In this verse, Jesus Himself is stating what everyone needs to know: that there are many who claim to be Christians, but not all are. To be a Christian, one must follow in Christ’s footsteps and follow the commands of God.
Too many people I know point to people who claim to be Christians that take a holier-than-thou attitude, or who display continual hypocrisy, and view that as what Christianity is. But Biblically, we know that this is not the case. Those who proclaim their Christianity pompously are probably not.
After all, we must keep in mind the whole chapter of Matthew 7:
Verses 1-5: “Do not judge or you too will be judged. For in the same way you judge others, you will be judged, and with the measure you use, it will be measured to you. Why do you look at the speck of sawdust in your brother’s eye and pay no attention to the plank in your own eye? How can you say to your brother, ‘Let me take the speck out of your eye,’ when all the time there is a plank in your own eye? You hypocrite, first take the plank out of your own eye, and then you will see clearly to remove the speck from your brother’s eye.
Verse 12: “So in everything, do to others what you would have them do to you, for this sums up the Law and the Prophets.”
Verses 15-20: “Watch out for false prophets. They come to you in sheep’s clothing, but inwardly they are ferocious wolves. By their fruit you will recognize them. Do people pick grapes from thornbushes, or figs from thistles? Likewise, every good tree bears good fruit, but a bad tree bears bad fruit. A good tree cannot bear bad fruit, and a bad tree cannot bear good fruit. Every tree that does not bear good fruit is cut down and thrown into the fire. Thus, by their fruit you will recognize them.”

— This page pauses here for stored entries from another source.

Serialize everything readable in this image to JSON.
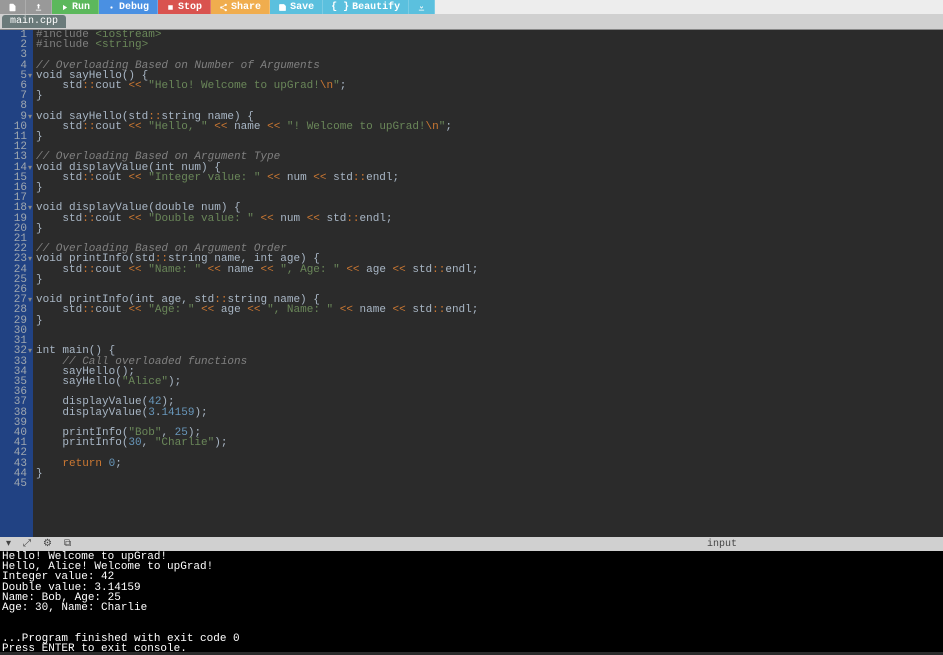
{
  "toolbar": {
    "run_label": "Run",
    "debug_label": "Debug",
    "stop_label": "Stop",
    "share_label": "Share",
    "save_label": "Save",
    "beautify_label": "Beautify"
  },
  "tabs": [
    {
      "label": "main.cpp"
    }
  ],
  "editor": {
    "lines": [
      {
        "n": 1,
        "tokens": [
          [
            "include",
            "#include "
          ],
          [
            "includebr",
            "<iostream>"
          ]
        ]
      },
      {
        "n": 2,
        "tokens": [
          [
            "include",
            "#include "
          ],
          [
            "includebr",
            "<string>"
          ]
        ]
      },
      {
        "n": 3,
        "tokens": []
      },
      {
        "n": 4,
        "tokens": [
          [
            "comment",
            "// Overloading Based on Number of Arguments"
          ]
        ]
      },
      {
        "n": 5,
        "fold": true,
        "tokens": [
          [
            "type",
            "void sayHello() {"
          ]
        ]
      },
      {
        "n": 6,
        "tokens": [
          [
            "default",
            "    std"
          ],
          [
            "colon",
            "::"
          ],
          [
            "default",
            "cout "
          ],
          [
            "op",
            "<<"
          ],
          [
            "default",
            " "
          ],
          [
            "string",
            "\"Hello! Welcome to upGrad!"
          ],
          [
            "escape",
            "\\n"
          ],
          [
            "string",
            "\""
          ],
          [
            "default",
            ";"
          ]
        ]
      },
      {
        "n": 7,
        "tokens": [
          [
            "default",
            "}"
          ]
        ]
      },
      {
        "n": 8,
        "tokens": []
      },
      {
        "n": 9,
        "fold": true,
        "tokens": [
          [
            "default",
            "void sayHello(std"
          ],
          [
            "colon",
            "::"
          ],
          [
            "default",
            "string name) {"
          ]
        ]
      },
      {
        "n": 10,
        "tokens": [
          [
            "default",
            "    std"
          ],
          [
            "colon",
            "::"
          ],
          [
            "default",
            "cout "
          ],
          [
            "op",
            "<<"
          ],
          [
            "default",
            " "
          ],
          [
            "string",
            "\"Hello, \""
          ],
          [
            "default",
            " "
          ],
          [
            "op",
            "<<"
          ],
          [
            "default",
            " name "
          ],
          [
            "op",
            "<<"
          ],
          [
            "default",
            " "
          ],
          [
            "string",
            "\"! Welcome to upGrad!"
          ],
          [
            "escape",
            "\\n"
          ],
          [
            "string",
            "\""
          ],
          [
            "default",
            ";"
          ]
        ]
      },
      {
        "n": 11,
        "tokens": [
          [
            "default",
            "}"
          ]
        ]
      },
      {
        "n": 12,
        "tokens": []
      },
      {
        "n": 13,
        "tokens": [
          [
            "comment",
            "// Overloading Based on Argument Type"
          ]
        ]
      },
      {
        "n": 14,
        "fold": true,
        "tokens": [
          [
            "default",
            "void displayValue(int num) {"
          ]
        ]
      },
      {
        "n": 15,
        "tokens": [
          [
            "default",
            "    std"
          ],
          [
            "colon",
            "::"
          ],
          [
            "default",
            "cout "
          ],
          [
            "op",
            "<<"
          ],
          [
            "default",
            " "
          ],
          [
            "string",
            "\"Integer value: \""
          ],
          [
            "default",
            " "
          ],
          [
            "op",
            "<<"
          ],
          [
            "default",
            " num "
          ],
          [
            "op",
            "<<"
          ],
          [
            "default",
            " std"
          ],
          [
            "colon",
            "::"
          ],
          [
            "default",
            "endl;"
          ]
        ]
      },
      {
        "n": 16,
        "tokens": [
          [
            "default",
            "}"
          ]
        ]
      },
      {
        "n": 17,
        "tokens": []
      },
      {
        "n": 18,
        "fold": true,
        "tokens": [
          [
            "default",
            "void displayValue(double num) {"
          ]
        ]
      },
      {
        "n": 19,
        "tokens": [
          [
            "default",
            "    std"
          ],
          [
            "colon",
            "::"
          ],
          [
            "default",
            "cout "
          ],
          [
            "op",
            "<<"
          ],
          [
            "default",
            " "
          ],
          [
            "string",
            "\"Double value: \""
          ],
          [
            "default",
            " "
          ],
          [
            "op",
            "<<"
          ],
          [
            "default",
            " num "
          ],
          [
            "op",
            "<<"
          ],
          [
            "default",
            " std"
          ],
          [
            "colon",
            "::"
          ],
          [
            "default",
            "endl;"
          ]
        ]
      },
      {
        "n": 20,
        "tokens": [
          [
            "default",
            "}"
          ]
        ]
      },
      {
        "n": 21,
        "tokens": []
      },
      {
        "n": 22,
        "tokens": [
          [
            "comment",
            "// Overloading Based on Argument Order"
          ]
        ]
      },
      {
        "n": 23,
        "fold": true,
        "tokens": [
          [
            "default",
            "void printInfo(std"
          ],
          [
            "colon",
            "::"
          ],
          [
            "default",
            "string name, int age) {"
          ]
        ]
      },
      {
        "n": 24,
        "tokens": [
          [
            "default",
            "    std"
          ],
          [
            "colon",
            "::"
          ],
          [
            "default",
            "cout "
          ],
          [
            "op",
            "<<"
          ],
          [
            "default",
            " "
          ],
          [
            "string",
            "\"Name: \""
          ],
          [
            "default",
            " "
          ],
          [
            "op",
            "<<"
          ],
          [
            "default",
            " name "
          ],
          [
            "op",
            "<<"
          ],
          [
            "default",
            " "
          ],
          [
            "string",
            "\", Age: \""
          ],
          [
            "default",
            " "
          ],
          [
            "op",
            "<<"
          ],
          [
            "default",
            " age "
          ],
          [
            "op",
            "<<"
          ],
          [
            "default",
            " std"
          ],
          [
            "colon",
            "::"
          ],
          [
            "default",
            "endl;"
          ]
        ]
      },
      {
        "n": 25,
        "tokens": [
          [
            "default",
            "}"
          ]
        ]
      },
      {
        "n": 26,
        "tokens": []
      },
      {
        "n": 27,
        "fold": true,
        "tokens": [
          [
            "default",
            "void printInfo(int age, std"
          ],
          [
            "colon",
            "::"
          ],
          [
            "default",
            "string name) {"
          ]
        ]
      },
      {
        "n": 28,
        "tokens": [
          [
            "default",
            "    std"
          ],
          [
            "colon",
            "::"
          ],
          [
            "default",
            "cout "
          ],
          [
            "op",
            "<<"
          ],
          [
            "default",
            " "
          ],
          [
            "string",
            "\"Age: \""
          ],
          [
            "default",
            " "
          ],
          [
            "op",
            "<<"
          ],
          [
            "default",
            " age "
          ],
          [
            "op",
            "<<"
          ],
          [
            "default",
            " "
          ],
          [
            "string",
            "\", Name: \""
          ],
          [
            "default",
            " "
          ],
          [
            "op",
            "<<"
          ],
          [
            "default",
            " name "
          ],
          [
            "op",
            "<<"
          ],
          [
            "default",
            " std"
          ],
          [
            "colon",
            "::"
          ],
          [
            "default",
            "endl;"
          ]
        ]
      },
      {
        "n": 29,
        "tokens": [
          [
            "default",
            "}"
          ]
        ]
      },
      {
        "n": 30,
        "tokens": []
      },
      {
        "n": 31,
        "tokens": []
      },
      {
        "n": 32,
        "fold": true,
        "tokens": [
          [
            "default",
            "int main() {"
          ]
        ]
      },
      {
        "n": 33,
        "tokens": [
          [
            "default",
            "    "
          ],
          [
            "comment",
            "// Call overloaded functions"
          ]
        ]
      },
      {
        "n": 34,
        "tokens": [
          [
            "default",
            "    sayHello();"
          ]
        ]
      },
      {
        "n": 35,
        "tokens": [
          [
            "default",
            "    sayHello("
          ],
          [
            "string",
            "\"Alice\""
          ],
          [
            "default",
            ");"
          ]
        ]
      },
      {
        "n": 36,
        "tokens": []
      },
      {
        "n": 37,
        "tokens": [
          [
            "default",
            "    displayValue("
          ],
          [
            "number",
            "42"
          ],
          [
            "default",
            ");"
          ]
        ]
      },
      {
        "n": 38,
        "tokens": [
          [
            "default",
            "    displayValue("
          ],
          [
            "number",
            "3"
          ],
          [
            "dot",
            "."
          ],
          [
            "number",
            "14159"
          ],
          [
            "default",
            ");"
          ]
        ]
      },
      {
        "n": 39,
        "tokens": []
      },
      {
        "n": 40,
        "tokens": [
          [
            "default",
            "    printInfo("
          ],
          [
            "string",
            "\"Bob\""
          ],
          [
            "default",
            ", "
          ],
          [
            "number",
            "25"
          ],
          [
            "default",
            ");"
          ]
        ]
      },
      {
        "n": 41,
        "tokens": [
          [
            "default",
            "    printInfo("
          ],
          [
            "number",
            "30"
          ],
          [
            "default",
            ", "
          ],
          [
            "string",
            "\"Charlie\""
          ],
          [
            "default",
            ");"
          ]
        ]
      },
      {
        "n": 42,
        "tokens": []
      },
      {
        "n": 43,
        "tokens": [
          [
            "default",
            "    "
          ],
          [
            "keyword",
            "return"
          ],
          [
            "default",
            " "
          ],
          [
            "number",
            "0"
          ],
          [
            "default",
            ";"
          ]
        ]
      },
      {
        "n": 44,
        "tokens": [
          [
            "default",
            "}"
          ]
        ]
      },
      {
        "n": 45,
        "tokens": []
      }
    ]
  },
  "panel": {
    "input_label": "input"
  },
  "console": {
    "lines": [
      "Hello! Welcome to upGrad!",
      "Hello, Alice! Welcome to upGrad!",
      "Integer value: 42",
      "Double value: 3.14159",
      "Name: Bob, Age: 25",
      "Age: 30, Name: Charlie",
      "",
      "",
      "...Program finished with exit code 0",
      "Press ENTER to exit console."
    ]
  }
}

THIS is how can those who are not Christians can know who is and isn’t a Christian. Christians look at their own flaws rather than pointing out the flaws in others. They work to improve themselves first. They treat others the way they would like to be treated. They act in kindness, they work hard at work worth doing.
Or, as it says in John 13:34-35, Christians are to love one another as Christ loved us – and that others will know us by the love that we have for each other.
“Love is patient, love is kind. It does not envy, it does not boast, it is not proud. It is not rude, it is not self-seeking, it is not easily angered, it keeps no record of wrongs. Love does not delight in evil, but rejoices with the truth.” -1 Corinthians 13:1
When we keep this in mind, we can see that too many people who claim to be Christians do not live up to the description. So, the key is in humbly understanding that we fail every day. Every day. As Christians, we NEED our relationship with Christ, because we know we will never be able to achieve these stated goals for our behavior without that relationship.
And now, we see that marketing and Christianity have so much in common.
In both Christianity and in marketing, we need to build relationships. We have to focus on what makes us who we are. We have to seek what benefits others, not just ourselves. We have to treat others as we would have them treat us.
In both Christianity and in marketing, our success will be based on the love we have for one another: love that does not delight in evil, but rejoices with truth. In both Christianity and marketing, there is a never-ending goal of trying to help others by sharing the benefits of what we know and who we are.
Christians and marketers know that we don’t always succeed. But we also know that should never stop us from striving for these goals. And that the benefits are always worth it.
And this is why, Christianity and marketing are a match made in heaven.